Ayant déjà redoublé deux fois, il se retrouverait parmi des adolescents de quinze ans qu'il ne connaissait pas. Il avait déjà décidé qu'il ne parlerait à personne et qu'il travaillerait un peu plus cette année. Il en avait marre que ses parents et ses frères se foutent de lui. Il était le plus jeune de la fratrie, ses frères avaient eu un parcours scolaire ordinaire: l'un avait choisi l'armée après son baccalauréat et le second faisait un DUT de tourisme. Lui, Caleb n'avait jamais été un foudre de guerre à l'école. Depuis son plus jeune âge, il s'ennuyait en classe. A partir de la sixième, pour un oui ou un non, il avait commencé à jouer des poings, alors son père l'avait casé d'office dans un cours de boxe anglaise «pour qu'il s'en prenne plein la gueule! Ça le calmera ce petit con!» disait-il. La boxe était devenue son activité préférée juste avant les nanas.

Ce fut en cinquième qu'il avait connu sa première partenaire sexuelle à défaut du premier coup de cœur. C'était une troisième qui avait fait un pari : se faire le beau petit brun bouclé aux yeux verts. Il avait trouvé ça plus agréable que la masturbation qu'il pratiquait depuis ses dix ans et surtout se sentir regardé, important et désirer lui donnait un peu plus d'assurance. Les garçons l'admiraient pour sa facilité à plaire aux filles. Les filles étaient sous le charme de son pouvoir de séduction naturelle. En quatrième il mesurait déjà 1 M 78 pour un poids de 73 kilos.

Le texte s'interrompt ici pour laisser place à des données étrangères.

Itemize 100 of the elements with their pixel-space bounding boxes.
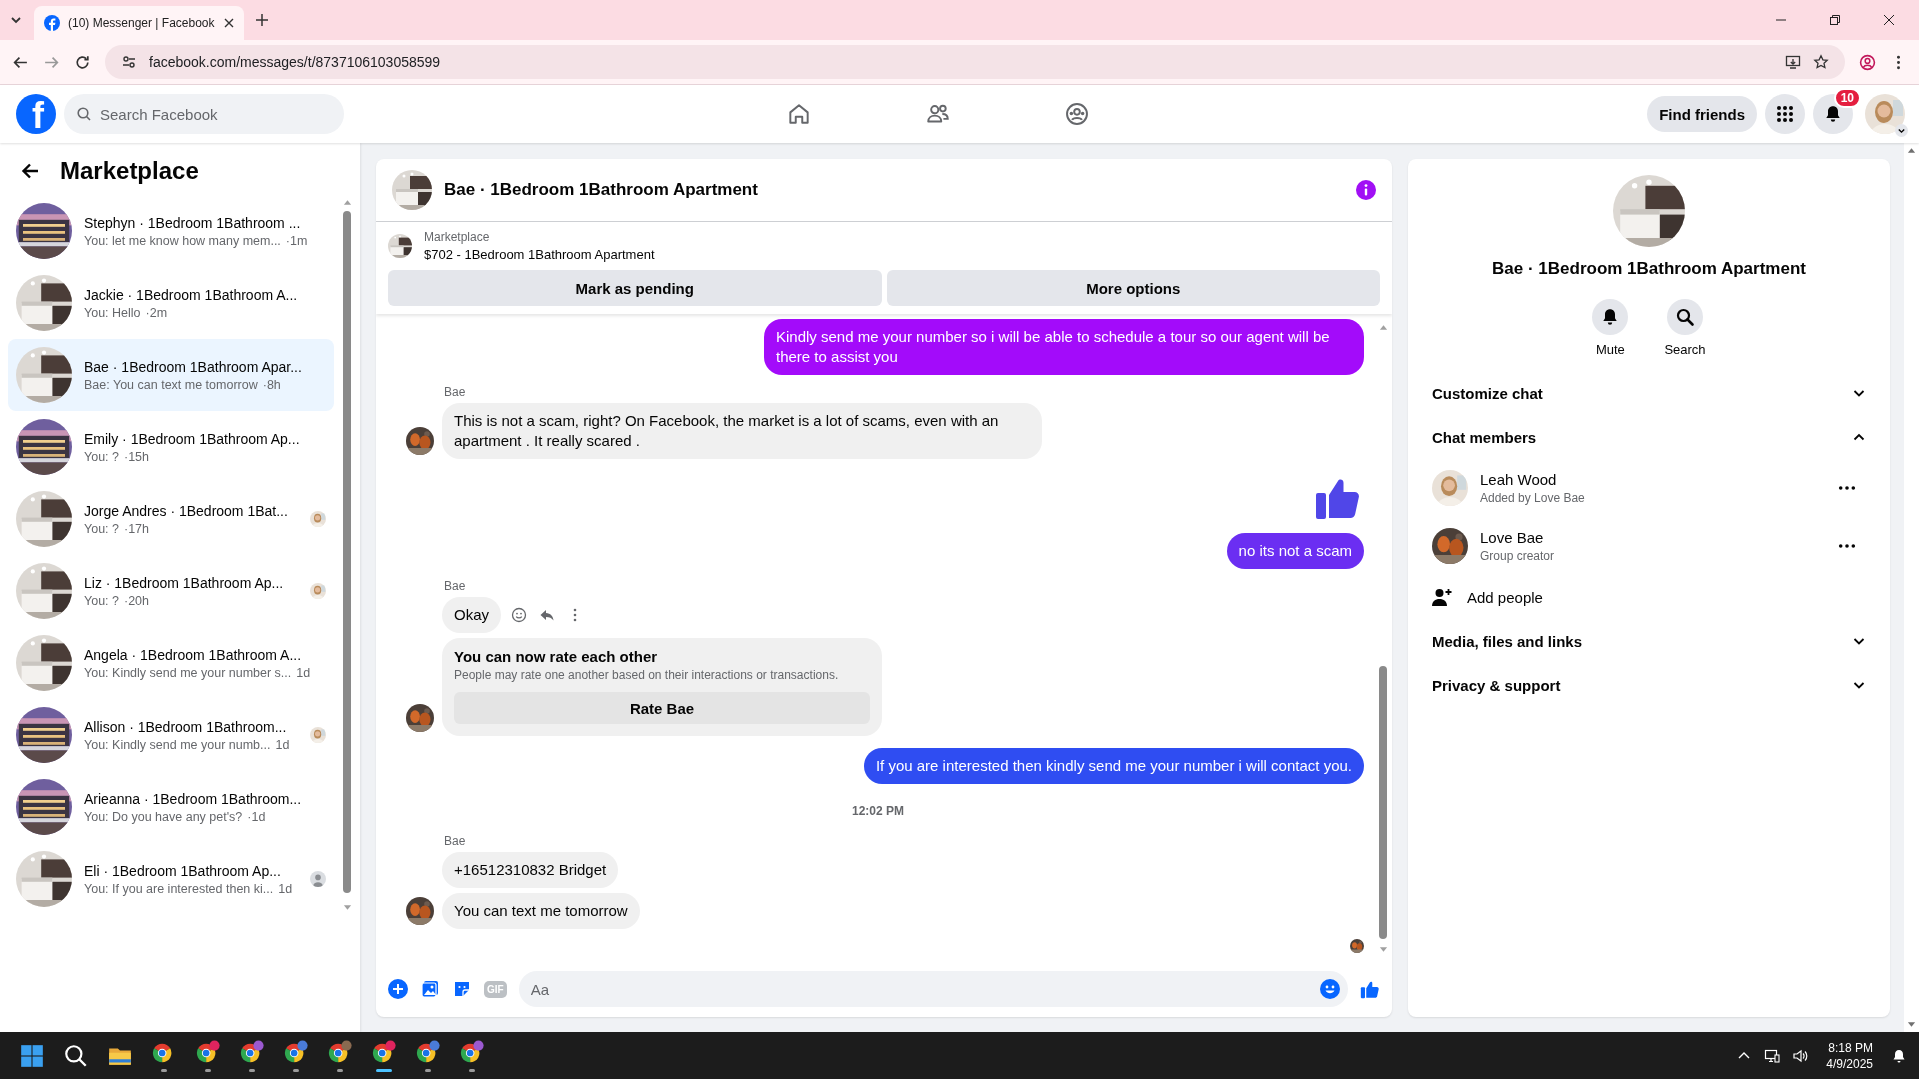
groups-icon[interactable] [1063,101,1090,127]
listing-title[interactable]: $702 - 1Bedroom 1Bathroom Apartment [424,247,655,262]
scroll-up-icon[interactable] [342,198,352,206]
plus-icon[interactable] [388,979,408,999]
volume-icon[interactable] [1792,1047,1809,1064]
more-icon[interactable] [1838,485,1856,491]
search-field[interactable]: Search Facebook [64,94,344,134]
conversation-item[interactable]: Angela · 1Bedroom 1Bathroom A... You: Kindly send me your number s... 1d [8,627,334,699]
message-preview: You: If you are interested then ki... [84,881,274,896]
conversation-item[interactable]: Eli · 1Bedroom 1Bathroom Ap... You: If you are interested then ki... 1d [8,843,334,915]
new-tab-icon[interactable] [254,12,270,28]
search-icon[interactable] [63,1042,89,1069]
star-icon[interactable] [1813,54,1829,70]
message-bubble[interactable]: Kindly send me your number so i will be able to schedule a tour so our agent will be there to assist you [764,319,1364,375]
reply-icon[interactable] [539,607,555,623]
address-field[interactable]: facebook.com/messages/t/8737106103058599 [105,45,1845,79]
message-bubble[interactable]: This is not a scam, right? On Facebook, the market is a lot of scams, even with an apartment . It really scared . [442,403,1042,459]
install-icon[interactable] [1785,54,1801,70]
info-icon[interactable] [1356,180,1376,200]
caret-icon[interactable] [1895,124,1908,137]
action-label: Mute [1595,342,1625,357]
conversation-item[interactable]: Arieanna · 1Bedroom 1Bathroom... You: Do you have any pet's? ·1d [8,771,334,843]
conversation-name: Arieanna · 1Bedroom 1Bathroom... [84,790,298,807]
network-icon[interactable] [1764,1047,1781,1064]
conversation-item[interactable]: Jorge Andres · 1Bedroom 1Bat... You: ? ·17h [8,483,334,555]
message-preview: You: ? [84,521,119,536]
listing-action-button[interactable]: Mark as pending [388,270,882,306]
sender-name: Bae [444,385,467,399]
more-icon[interactable] [1838,543,1856,549]
section-header[interactable]: Media, files and links [1424,619,1874,663]
conversation-item[interactable]: Emily · 1Bedroom 1Bathroom Ap... You: ? ·15h [8,411,334,483]
menu-button[interactable] [1765,94,1805,134]
timestamp: 12:02 PM [852,804,904,818]
message-bubble[interactable]: Okay [442,597,501,633]
message-preview: You: Hello [84,305,141,320]
photo-icon[interactable] [420,979,440,999]
member-role: Group creator [1480,549,1555,563]
message-input[interactable]: Aa [518,971,1348,1007]
site-info-icon[interactable] [121,54,137,70]
listing-label: Marketplace [424,230,491,244]
reload-icon[interactable] [74,53,91,71]
card-title: You can now rate each other [454,648,659,665]
rate-button[interactable]: Rate Bae [454,692,870,724]
message-bubble[interactable]: no its not a scam [1226,533,1364,569]
message-preview: You: Kindly send me your number s... [84,665,292,680]
sidebar-title: Marketplace [60,157,199,185]
section-header[interactable]: Privacy & support [1424,663,1874,707]
message-bubble[interactable]: You can text me tomorrow [442,893,640,929]
conversation-item[interactable]: Stephyn · 1Bedroom 1Bathroom ... You: let me know how many mem... ·1m [8,195,334,267]
time: 8:18 PM [1828,1040,1873,1055]
search-button[interactable] [1667,299,1703,335]
conversation-name: Jackie · 1Bedroom 1Bathroom A... [84,286,298,303]
member-item[interactable]: Leah Wood Added by Love Bae [1424,459,1874,517]
start-icon[interactable] [19,1042,45,1069]
restore-icon[interactable] [1829,14,1841,26]
scroll-down-icon[interactable] [342,904,352,912]
conversation-title: Bae · 1Bedroom 1Bathroom Apartment [1492,259,1806,279]
notification-badge: 10 [1833,88,1861,108]
profile-icon[interactable] [1859,53,1876,71]
close-icon[interactable] [1883,14,1895,26]
search-icon [76,106,92,122]
section-header[interactable]: Chat members [1424,415,1874,459]
thumbs-up-icon[interactable] [1360,979,1380,999]
conversation-name: Emily · 1Bedroom 1Bathroom Ap... [84,430,298,447]
member-name: Leah Wood [1480,471,1558,488]
conversation-item[interactable]: Bae · 1Bedroom 1Bathroom Apar... Bae: You can text me tomorrow ·8h [8,339,334,411]
scroll-up-icon[interactable] [1378,323,1388,331]
listing-action-button[interactable]: More options [886,270,1380,306]
emoji-icon[interactable] [511,607,527,623]
message-time: ·1d [247,809,266,824]
close-icon[interactable] [224,18,234,28]
conversation-name: Allison · 1Bedroom 1Bathroom... [84,718,288,735]
clock[interactable]: 8:18 PM 4/9/2025 [1820,1040,1879,1071]
notifications-button[interactable] [1813,94,1853,134]
scroll-thumb[interactable] [1379,666,1387,939]
scroll-down-icon[interactable] [1907,1021,1916,1029]
scrollbar[interactable] [1904,143,1919,1032]
find-friends-button[interactable]: Find friends [1647,96,1757,132]
section-header[interactable]: Customize chat [1424,371,1874,415]
sticker-icon[interactable] [452,979,472,999]
member-item[interactable]: Love Bae Group creator [1424,517,1874,575]
scroll-thumb[interactable] [343,211,351,893]
facebook-logo[interactable]: f [16,94,56,134]
scroll-up-icon[interactable] [1907,146,1916,154]
message-time: ·2m [145,305,168,320]
conversation-item[interactable]: Liz · 1Bedroom 1Bathroom Ap... You: ? ·20h [8,555,334,627]
notification-icon[interactable] [1891,1047,1907,1064]
add-people-item[interactable]: Add people [1424,575,1874,619]
mute-button[interactable] [1592,299,1629,335]
scroll-down-icon[interactable] [1378,946,1388,954]
message-bubble[interactable]: If you are interested then kindly send me your number i will contact you. [863,748,1364,784]
back-icon[interactable] [20,161,40,181]
browser-tab[interactable]: (10) Messenger | Facebook [34,6,244,40]
emoji-icon[interactable] [1320,979,1340,999]
chat-title: Bae · 1Bedroom 1Bathroom Apartment [444,180,758,200]
search-icon [1675,307,1695,327]
conversation-name: Stephyn · 1Bedroom 1Bathroom ... [84,214,298,231]
conversation-item[interactable]: Jackie · 1Bedroom 1Bathroom A... You: Hello ·2m [8,267,334,339]
message-bubble[interactable]: +16512310832 Bridget [442,852,619,888]
conversation-item[interactable]: Allison · 1Bedroom 1Bathroom... You: Kindly send me your numb... 1d [8,699,334,771]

La boxe et la musculation avaient donné toutes ses chances à ce corps harmonieux, et les bons gènes familiaux lui avaient fourni une belle gueule. L'âge aidant et surtout grâce à un bon entraîneur de boxe, il était devenu un peu moins belliqueux. Avec son prestige auprès de la gente féminine, il n'avait jamais pris l'initiative d'un contact, il se sentait flatté et en même temps soulagé de ne pas avoir à faire le premier pas. Ses potes l'enviaient, alors qu'il était d'une extrême maladresse dans ses rapports humains. Cette maladresse allait jusqu'à une sorte de brutalité verbale, de vulgarité et d'agressivité que trop de gens lui pardonnaient car ils prenaient ça pour de la virilité.

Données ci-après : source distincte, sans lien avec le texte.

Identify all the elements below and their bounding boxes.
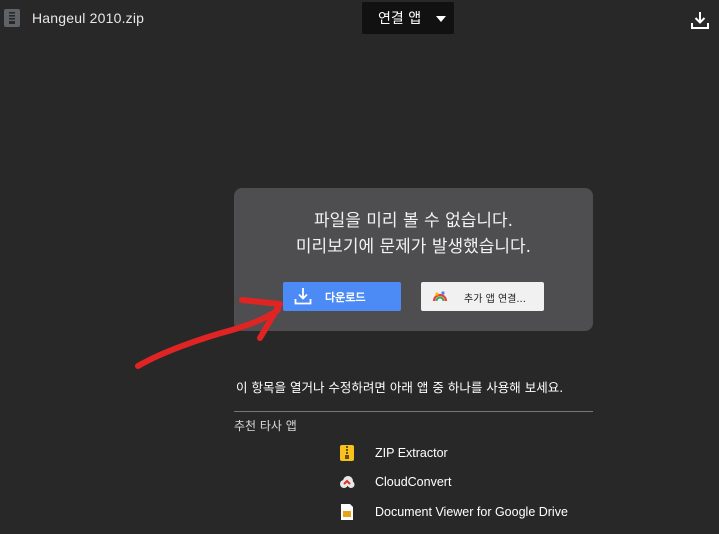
file-name: Hangeul 2010.zip: [32, 10, 145, 26]
download-button-label: 다운로드: [325, 291, 366, 304]
connect-apps-icon: [432, 291, 448, 302]
app-item-zip-extractor[interactable]: ZIP Extractor: [338, 444, 448, 462]
error-line-1: 파일을 미리 볼 수 없습니다.: [313, 211, 514, 231]
download-icon: [294, 288, 312, 305]
caret-down-icon: [436, 16, 446, 22]
error-line-2: 미리보기에 문제가 발생했습니다.: [295, 237, 532, 257]
download-button[interactable]: 다운로드: [283, 282, 401, 311]
app-item-cloudconvert[interactable]: CloudConvert: [338, 473, 451, 491]
document-viewer-icon: [341, 504, 353, 520]
annotation-arrow: [135, 297, 283, 369]
open-with-hint: 이 항목을 열거나 수정하려면 아래 앱 중 하나를 사용해 보세요.: [236, 380, 564, 395]
cloudconvert-icon: [340, 476, 355, 488]
connect-more-apps-label: 추가 앱 연결...: [464, 294, 526, 305]
app-name: ZIP Extractor: [375, 446, 448, 460]
divider: [234, 411, 593, 412]
app-item-document-viewer[interactable]: Document Viewer for Google Drive: [338, 503, 568, 521]
zip-extractor-icon: [340, 445, 354, 461]
preview-error-message: 파일을 미리 볼 수 없습니다. 미리보기에 문제가 발생했습니다.: [234, 208, 593, 260]
open-with-label: 연결 앱: [378, 11, 422, 27]
archive-file-icon: [4, 9, 20, 27]
download-icon[interactable]: [690, 10, 710, 30]
app-name: CloudConvert: [375, 475, 452, 489]
recommended-apps-title: 추천 타사 앱: [234, 419, 297, 433]
open-with-button[interactable]: 연결 앱: [362, 2, 454, 34]
connect-more-apps-button[interactable]: 추가 앱 연결...: [421, 282, 544, 311]
app-name: Document Viewer for Google Drive: [375, 505, 568, 519]
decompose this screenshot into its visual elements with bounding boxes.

Il ne savait rien de la tendresse, du flirt ou des mots doux, on ne vit pas dans un foyer qui prônait le machisme comme mode de vie sans en subir les conséquences. Il partait dans une relation «amoureuse» la bite dressée. La fille devenait un réceptacle, donc il se faisait larguer aussi vite qu'il avait été choisi. Rares étaient celles qui poussaient le vice jusqu'à rester avec lui. Son égoïsme lui faisait oublier les promesses de rendez-vous : entre un rencard et une sortie avec les potes, le choix était vite fait.

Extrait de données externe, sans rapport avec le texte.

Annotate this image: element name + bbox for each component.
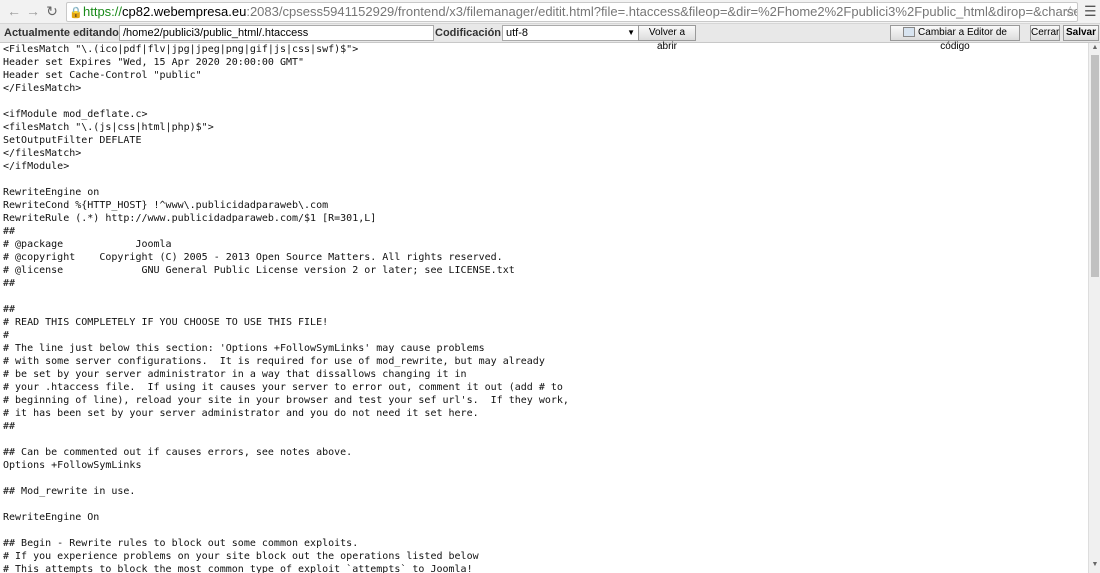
code-line: ## <box>3 304 16 315</box>
encoding-label: Codificación: <box>435 27 505 39</box>
lock-icon: 🔒 <box>69 7 83 19</box>
code-line: <ifModule mod_deflate.c> <box>3 109 148 120</box>
save-button[interactable]: Salvar <box>1063 25 1099 41</box>
code-line: # <box>3 330 10 341</box>
code-line: # it has been set by your server adminis… <box>3 408 479 419</box>
code-line: # be set by your server administrator in… <box>3 369 467 380</box>
code-line: SetOutputFilter DEFLATE <box>3 135 142 146</box>
code-line: ## <box>3 226 16 237</box>
url-scheme: https:// <box>83 4 123 19</box>
star-icon[interactable]: ☆ <box>1064 3 1077 19</box>
code-line: <FilesMatch "\.(ico|pdf|flv|jpg|jpeg|png… <box>3 44 359 55</box>
code-line: RewriteEngine on <box>3 187 100 198</box>
code-line: # This attempts to block the most common… <box>3 564 473 573</box>
code-line: # your .htaccess file. If using it cause… <box>3 382 563 393</box>
file-path-field[interactable]: /home2/publici3/public_html/.htaccess <box>119 25 434 41</box>
code-line: Options +FollowSymLinks <box>3 460 142 471</box>
code-line: Header set Expires "Wed, 15 Apr 2020 20:… <box>3 57 305 68</box>
url-host: cp82.webempresa.eu <box>122 4 247 19</box>
code-line: # @license GNU General Public License ve… <box>3 265 515 276</box>
menu-icon[interactable]: ☰ <box>1084 3 1097 19</box>
code-line: </filesMatch> <box>3 148 82 159</box>
encoding-value: utf-8 <box>506 27 529 39</box>
scrollbar-thumb[interactable] <box>1091 55 1099 277</box>
url-path: :2083/cpsess5941152929/frontend/x3/filem… <box>246 4 1078 19</box>
browser-toolbar: ← → ↻ 🔒https://cp82.webempresa.eu:2083/c… <box>0 0 1100 24</box>
editor-toolbar: Actualmente editando: /home2/publici3/pu… <box>0 24 1100 52</box>
editor-icon <box>903 27 916 38</box>
code-textarea[interactable]: <FilesMatch "\.(ico|pdf|flv|jpg|jpeg|png… <box>0 43 1088 573</box>
code-line: # If you experience problems on your sit… <box>3 551 479 562</box>
code-line: # The line just below this section: 'Opt… <box>3 343 485 354</box>
code-editor-button[interactable]: Cambiar a Editor de código <box>890 25 1020 52</box>
editing-label: Actualmente editando: <box>4 27 123 39</box>
vertical-scrollbar[interactable]: ▲ ▼ <box>1088 43 1100 573</box>
code-line: RewriteRule (.*) http://www.publicidadpa… <box>3 213 377 224</box>
address-bar[interactable]: 🔒https://cp82.webempresa.eu:2083/cpsess5… <box>66 2 1078 22</box>
code-line: ## Mod_rewrite in use. <box>3 486 136 497</box>
code-content[interactable]: <FilesMatch "\.(ico|pdf|flv|jpg|jpeg|png… <box>0 43 1088 573</box>
reload-icon[interactable]: ↻ <box>44 3 60 19</box>
code-line: # @copyright Copyright (C) 2005 - 2013 O… <box>3 252 503 263</box>
code-line: RewriteCond %{HTTP_HOST} !^www\.publicid… <box>3 200 329 211</box>
code-line: # with some server configurations. It is… <box>3 356 545 367</box>
reopen-button[interactable]: Volver a abrir <box>638 25 696 52</box>
code-line: ## <box>3 421 16 432</box>
close-button[interactable]: Cerrar <box>1030 25 1060 41</box>
code-line: ## <box>3 278 16 289</box>
scroll-up-icon[interactable]: ▲ <box>1090 44 1100 51</box>
scroll-down-icon[interactable]: ▼ <box>1090 561 1100 568</box>
dropdown-arrow-icon: ▼ <box>627 28 635 37</box>
code-line: RewriteEngine On <box>3 512 100 523</box>
back-icon[interactable]: ← <box>6 3 22 19</box>
code-line: Header set Cache-Control "public" <box>3 70 202 81</box>
code-line: </FilesMatch> <box>3 83 82 94</box>
encoding-select[interactable]: utf-8 ▼ <box>502 25 639 41</box>
code-line: # @package Joomla <box>3 239 172 250</box>
code-line: ## Can be commented out if causes errors… <box>3 447 353 458</box>
code-line: ## Begin - Rewrite rules to block out so… <box>3 538 359 549</box>
code-line: <filesMatch "\.(js|css|html|php)$"> <box>3 122 214 133</box>
code-line: # beginning of line), reload your site i… <box>3 395 569 406</box>
code-line: </ifModule> <box>3 161 70 172</box>
forward-icon[interactable]: → <box>25 3 41 19</box>
code-line: # READ THIS COMPLETELY IF YOU CHOOSE TO … <box>3 317 329 328</box>
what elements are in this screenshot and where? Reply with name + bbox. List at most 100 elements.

Ce n'était pas un mauvais bougre, il était plutôt diligent et gentil, prêt à aider les copains qui parfois en profitaient allègrement. On le disait Don Juan à cause de son envie compulsive de plaire, de céder à ses pulsions sexuelles et de les vouloir toutes ou presque, alors qu'au fond de son cœur, il n'en avait chéri aucune. Aucune ne lui avait manqué après la rupture. Il n'avait même jamais été un tant soit peu jaloux. Il semblait indifférent, dénué de sensibilité, vide d'émotions. Combien de fois s'était-il trompé de prénom? Ou parfois il ne s'en souvenait même pas. Était-il si à envier alors qu'il n'avait jamais été amoureux?

Contrairement à ses habitudes, Caleb était arrivé très tôt dans ce nouvel environnement. À l'ouverture de l'établissement scolaire, ils étaient quatre lascars qui s'évitaient du regard. Ils s'étaient installés à bonne distance les uns des autres. Le dernier banc de libre donnait directement sur le portail d'entrée du bahut. Caleb l'investit sans hésitation.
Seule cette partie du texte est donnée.